Note: A very grateful thank you with a dandelion bouquet to my sister for the redesign...and to Lobstersquad for help with the banner. Hope the look is easier on the eyes & the squids and jellies? Just because I love them so!

Spring Tonic Greens: I have been nonstop eating these greens for the last 3 weeks. It is quite fine with an egg on top and some of that fermented ketchup. Chock full of iron, calcium, Vit A, B complex, and potassium. Mother says, “Eat yer Greens!”

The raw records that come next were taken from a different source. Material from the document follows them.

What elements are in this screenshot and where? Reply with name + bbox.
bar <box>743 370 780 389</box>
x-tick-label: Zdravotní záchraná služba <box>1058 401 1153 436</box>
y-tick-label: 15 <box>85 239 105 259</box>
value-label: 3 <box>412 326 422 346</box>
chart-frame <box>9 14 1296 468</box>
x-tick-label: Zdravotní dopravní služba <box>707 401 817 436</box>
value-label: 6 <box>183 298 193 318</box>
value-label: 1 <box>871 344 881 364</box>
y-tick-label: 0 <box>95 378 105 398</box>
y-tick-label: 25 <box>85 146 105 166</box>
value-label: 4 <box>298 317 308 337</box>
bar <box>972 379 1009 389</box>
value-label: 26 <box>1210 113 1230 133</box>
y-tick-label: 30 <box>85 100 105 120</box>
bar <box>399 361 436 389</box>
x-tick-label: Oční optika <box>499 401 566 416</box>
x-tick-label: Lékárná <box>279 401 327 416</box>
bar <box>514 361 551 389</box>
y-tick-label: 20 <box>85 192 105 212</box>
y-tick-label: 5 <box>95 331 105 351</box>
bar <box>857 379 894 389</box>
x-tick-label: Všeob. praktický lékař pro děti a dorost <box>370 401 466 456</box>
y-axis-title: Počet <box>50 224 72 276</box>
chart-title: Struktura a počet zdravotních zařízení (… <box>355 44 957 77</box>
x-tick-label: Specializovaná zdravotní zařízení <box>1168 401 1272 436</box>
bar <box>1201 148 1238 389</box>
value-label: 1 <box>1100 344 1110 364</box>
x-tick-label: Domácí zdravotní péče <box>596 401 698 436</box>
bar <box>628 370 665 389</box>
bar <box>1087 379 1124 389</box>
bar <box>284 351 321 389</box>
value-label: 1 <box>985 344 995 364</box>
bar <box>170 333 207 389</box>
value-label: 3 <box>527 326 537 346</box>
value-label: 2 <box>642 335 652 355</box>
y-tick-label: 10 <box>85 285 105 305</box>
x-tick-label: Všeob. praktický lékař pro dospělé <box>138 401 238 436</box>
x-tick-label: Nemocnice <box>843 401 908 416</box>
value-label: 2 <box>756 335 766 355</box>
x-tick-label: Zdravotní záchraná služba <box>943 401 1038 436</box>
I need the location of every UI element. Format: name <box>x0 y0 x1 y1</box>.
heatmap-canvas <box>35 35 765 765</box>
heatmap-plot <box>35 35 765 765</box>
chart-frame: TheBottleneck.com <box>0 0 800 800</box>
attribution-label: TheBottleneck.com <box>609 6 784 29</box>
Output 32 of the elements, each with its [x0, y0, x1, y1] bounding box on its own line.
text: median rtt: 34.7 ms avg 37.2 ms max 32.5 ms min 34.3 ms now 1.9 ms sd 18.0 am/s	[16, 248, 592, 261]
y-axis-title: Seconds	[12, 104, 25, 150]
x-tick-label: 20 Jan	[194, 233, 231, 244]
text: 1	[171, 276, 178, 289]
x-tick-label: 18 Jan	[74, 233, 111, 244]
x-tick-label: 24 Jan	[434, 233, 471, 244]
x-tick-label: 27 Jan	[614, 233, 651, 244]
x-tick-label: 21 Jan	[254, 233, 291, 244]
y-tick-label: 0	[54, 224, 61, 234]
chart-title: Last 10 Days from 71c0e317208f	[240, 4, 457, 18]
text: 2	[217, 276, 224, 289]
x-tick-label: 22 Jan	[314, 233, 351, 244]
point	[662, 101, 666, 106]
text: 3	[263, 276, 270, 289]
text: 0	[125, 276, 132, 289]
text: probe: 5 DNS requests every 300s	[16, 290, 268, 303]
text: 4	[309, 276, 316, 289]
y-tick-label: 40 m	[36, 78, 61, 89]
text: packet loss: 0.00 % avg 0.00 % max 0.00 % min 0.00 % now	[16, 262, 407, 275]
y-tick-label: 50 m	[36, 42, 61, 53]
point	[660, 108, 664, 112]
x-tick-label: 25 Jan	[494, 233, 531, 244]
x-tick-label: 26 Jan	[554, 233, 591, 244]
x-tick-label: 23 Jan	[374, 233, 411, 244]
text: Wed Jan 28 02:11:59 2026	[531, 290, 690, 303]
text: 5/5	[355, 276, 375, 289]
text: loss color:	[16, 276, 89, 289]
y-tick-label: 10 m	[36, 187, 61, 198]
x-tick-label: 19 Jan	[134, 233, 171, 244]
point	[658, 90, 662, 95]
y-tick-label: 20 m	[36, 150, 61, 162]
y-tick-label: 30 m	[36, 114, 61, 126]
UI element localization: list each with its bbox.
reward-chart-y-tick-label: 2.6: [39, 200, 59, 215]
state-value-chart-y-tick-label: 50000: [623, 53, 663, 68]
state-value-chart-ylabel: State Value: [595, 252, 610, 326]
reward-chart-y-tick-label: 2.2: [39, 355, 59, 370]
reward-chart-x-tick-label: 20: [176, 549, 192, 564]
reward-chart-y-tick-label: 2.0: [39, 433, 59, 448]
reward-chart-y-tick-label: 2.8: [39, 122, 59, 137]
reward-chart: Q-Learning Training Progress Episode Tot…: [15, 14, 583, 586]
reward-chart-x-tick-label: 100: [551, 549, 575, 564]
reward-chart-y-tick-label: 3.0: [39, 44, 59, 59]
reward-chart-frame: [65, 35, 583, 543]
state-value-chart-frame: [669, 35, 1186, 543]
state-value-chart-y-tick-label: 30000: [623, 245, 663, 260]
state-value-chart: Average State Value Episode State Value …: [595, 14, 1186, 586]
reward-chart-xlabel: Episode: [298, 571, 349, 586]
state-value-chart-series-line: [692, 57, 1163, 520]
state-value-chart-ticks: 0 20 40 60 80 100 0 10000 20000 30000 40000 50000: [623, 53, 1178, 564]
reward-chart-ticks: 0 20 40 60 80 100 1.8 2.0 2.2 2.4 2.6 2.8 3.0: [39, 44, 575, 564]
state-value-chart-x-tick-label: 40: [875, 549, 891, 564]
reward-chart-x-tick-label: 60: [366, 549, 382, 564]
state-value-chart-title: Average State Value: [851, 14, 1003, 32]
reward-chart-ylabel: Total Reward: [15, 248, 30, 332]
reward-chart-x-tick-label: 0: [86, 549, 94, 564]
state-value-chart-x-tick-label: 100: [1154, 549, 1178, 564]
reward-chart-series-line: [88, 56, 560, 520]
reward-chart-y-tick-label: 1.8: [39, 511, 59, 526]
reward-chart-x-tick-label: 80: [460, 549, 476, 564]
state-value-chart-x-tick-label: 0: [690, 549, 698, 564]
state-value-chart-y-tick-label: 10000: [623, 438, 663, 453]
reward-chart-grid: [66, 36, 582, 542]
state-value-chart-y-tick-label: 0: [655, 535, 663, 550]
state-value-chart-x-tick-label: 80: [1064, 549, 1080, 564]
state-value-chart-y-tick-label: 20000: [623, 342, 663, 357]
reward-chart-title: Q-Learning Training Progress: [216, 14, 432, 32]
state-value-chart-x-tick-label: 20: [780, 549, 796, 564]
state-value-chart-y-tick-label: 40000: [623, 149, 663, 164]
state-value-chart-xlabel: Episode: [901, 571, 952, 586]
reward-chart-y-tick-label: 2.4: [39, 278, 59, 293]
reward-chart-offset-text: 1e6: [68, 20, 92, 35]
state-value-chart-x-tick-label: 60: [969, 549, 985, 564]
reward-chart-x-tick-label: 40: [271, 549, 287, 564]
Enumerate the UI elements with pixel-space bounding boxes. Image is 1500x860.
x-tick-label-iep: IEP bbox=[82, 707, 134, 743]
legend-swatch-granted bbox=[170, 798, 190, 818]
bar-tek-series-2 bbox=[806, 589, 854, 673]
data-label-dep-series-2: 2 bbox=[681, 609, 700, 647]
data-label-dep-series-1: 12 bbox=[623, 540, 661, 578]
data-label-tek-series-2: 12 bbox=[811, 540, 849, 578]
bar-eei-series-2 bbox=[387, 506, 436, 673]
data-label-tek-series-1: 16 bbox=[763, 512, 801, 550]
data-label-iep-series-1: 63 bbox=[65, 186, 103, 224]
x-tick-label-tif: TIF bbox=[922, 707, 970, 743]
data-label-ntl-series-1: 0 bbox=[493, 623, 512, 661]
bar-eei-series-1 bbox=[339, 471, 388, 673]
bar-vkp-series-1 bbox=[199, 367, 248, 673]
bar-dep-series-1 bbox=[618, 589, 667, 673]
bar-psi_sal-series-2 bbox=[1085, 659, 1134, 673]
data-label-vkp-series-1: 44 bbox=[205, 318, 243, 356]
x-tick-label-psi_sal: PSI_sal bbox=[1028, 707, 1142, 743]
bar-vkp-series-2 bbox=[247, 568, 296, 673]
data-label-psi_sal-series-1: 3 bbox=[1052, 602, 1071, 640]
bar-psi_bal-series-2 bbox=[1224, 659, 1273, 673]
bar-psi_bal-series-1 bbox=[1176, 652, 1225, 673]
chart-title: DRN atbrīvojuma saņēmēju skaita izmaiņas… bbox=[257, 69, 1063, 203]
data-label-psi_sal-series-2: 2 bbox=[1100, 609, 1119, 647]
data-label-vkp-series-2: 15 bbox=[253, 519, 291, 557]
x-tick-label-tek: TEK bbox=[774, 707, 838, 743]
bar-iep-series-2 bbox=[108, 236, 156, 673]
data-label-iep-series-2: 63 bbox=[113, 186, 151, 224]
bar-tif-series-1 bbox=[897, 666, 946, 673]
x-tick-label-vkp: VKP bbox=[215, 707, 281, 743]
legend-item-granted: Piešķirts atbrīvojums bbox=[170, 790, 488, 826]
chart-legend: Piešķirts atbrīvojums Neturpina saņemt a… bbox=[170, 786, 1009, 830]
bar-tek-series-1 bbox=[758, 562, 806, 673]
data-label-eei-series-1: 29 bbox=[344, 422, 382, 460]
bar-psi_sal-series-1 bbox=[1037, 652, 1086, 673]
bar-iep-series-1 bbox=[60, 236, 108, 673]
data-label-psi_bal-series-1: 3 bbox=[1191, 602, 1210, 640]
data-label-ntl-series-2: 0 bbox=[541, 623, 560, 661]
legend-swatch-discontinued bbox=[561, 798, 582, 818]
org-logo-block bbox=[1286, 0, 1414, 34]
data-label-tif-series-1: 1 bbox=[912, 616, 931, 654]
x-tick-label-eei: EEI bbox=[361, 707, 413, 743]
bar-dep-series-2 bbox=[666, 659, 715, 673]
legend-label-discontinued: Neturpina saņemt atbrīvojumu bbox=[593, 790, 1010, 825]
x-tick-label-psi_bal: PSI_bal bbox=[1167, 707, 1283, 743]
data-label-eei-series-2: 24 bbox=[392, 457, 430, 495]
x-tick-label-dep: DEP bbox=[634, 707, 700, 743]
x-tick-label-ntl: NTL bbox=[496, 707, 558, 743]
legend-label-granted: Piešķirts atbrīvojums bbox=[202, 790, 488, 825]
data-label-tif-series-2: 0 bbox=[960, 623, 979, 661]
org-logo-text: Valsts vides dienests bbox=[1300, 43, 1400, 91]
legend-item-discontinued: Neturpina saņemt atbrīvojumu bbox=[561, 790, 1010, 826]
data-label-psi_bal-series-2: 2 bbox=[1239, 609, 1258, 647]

Bunch of dandelion greens, cleaned thoroughly and rough chopped
Bunch of spinach, chopped
Bunch of ramps, bulbs cut lengthwise and greens chopped (these are spectacular if you can locate some, they deserve their own post…)
Chopped onion
Chopped garlic
Olive oil/bacon fat
Salt and Pepper
White wine/splash of lemon

Directions: After cleaning and chopping all ingredients a decision needs to be made about how much bitter one can take. Nibble a dandelion leaf. Is it pleasant enough as is? If so fry up your onions and garlic in a good amount of fat, and then slowly add in your dandelion leaf and begin to cook it down. Hopefully you’ve begun with a big enough fry pan! After they’ve begun to cook down a bit, you can add your spinach, salt and pepper to taste, and some acid if you like. If the dandelion is too bitter, blanch it until bright green in boiling water- drain the water off and then add it to the already fried onions/garlic. Have fun with the process, dandelions are showy things and respond to rowdy behavior. A little chili pepper, a few raisins. Eat them hot, eat them cold, on some toast, with an egg. You get the picture.


Vivian said...

I don't think I would even know where to get dandelion greens. And ramp? I remember this from Rapunzel--that would be cool to introduce to the kids!

nansita said...

Greens, greens, you're young and alive! Yum yum, I join you with the egg. I missed "that fermented ketchup"...

Great new look for the blog, very very Cally. Congrats!


Callipygia said...

Viv- whole foods for sure, or your backyard if they're not sprayed or otherwise compromised. If flowering, they'll probably need a good blanching. Ramps, a wooded damp area or WF!

honey- And I join you, joining with me and the greens, and the egg. Oh Joy!

Gattina said...

Splendid post Calli, as always!!!
Why the assertive bitterness from watercress (when uncooked) and the bitter melon (more common in asia) is so highly sought-after, but not this D'lion's... no fair! Hey, with egg and your diy ketchup, totally over-the-top! Don't tempt me, plllleeeeease :D
Last but not the least, I really love this new design, old one is good too, but a bit bitter-sweet :P

Callipygia said...

Gattina- Other cultures embrace bitterness more, the bitter melon is a fine example of this! Thanks about the new design, would you believe it- it has been on the back burner for over 2 years? You're right it was kind of bitter-sweet!

Lucy said...

Oooo...I want to eat my lawn, now! It's polka-dotted with bobbing yellow heads, but I've always been afraid of foraging there for some unknown reason.

Love the illustration. Can't keep my eyes off it. And, and, and the new design is wonderful! Much easier on the eyes (and the jellyfish). A new look just in time for spring.

judyyb said...

Love the post, them dandelions are alittle like life
Huh? Got to enjoy the bitter a/ the sweet. And
To think they are free and available right outside
Our front door! Of course everything is yummier
With bacon!

Callipygia said...

Lucy- I know it is hard to trust food sitting in your front yard. But it is also strange purchasing a bundle of cultivated dandelions...

judyb-they are such a substantial flavor that they do need a little sweet, sour, and smokey! do you know I just heard of bacon lipgloss?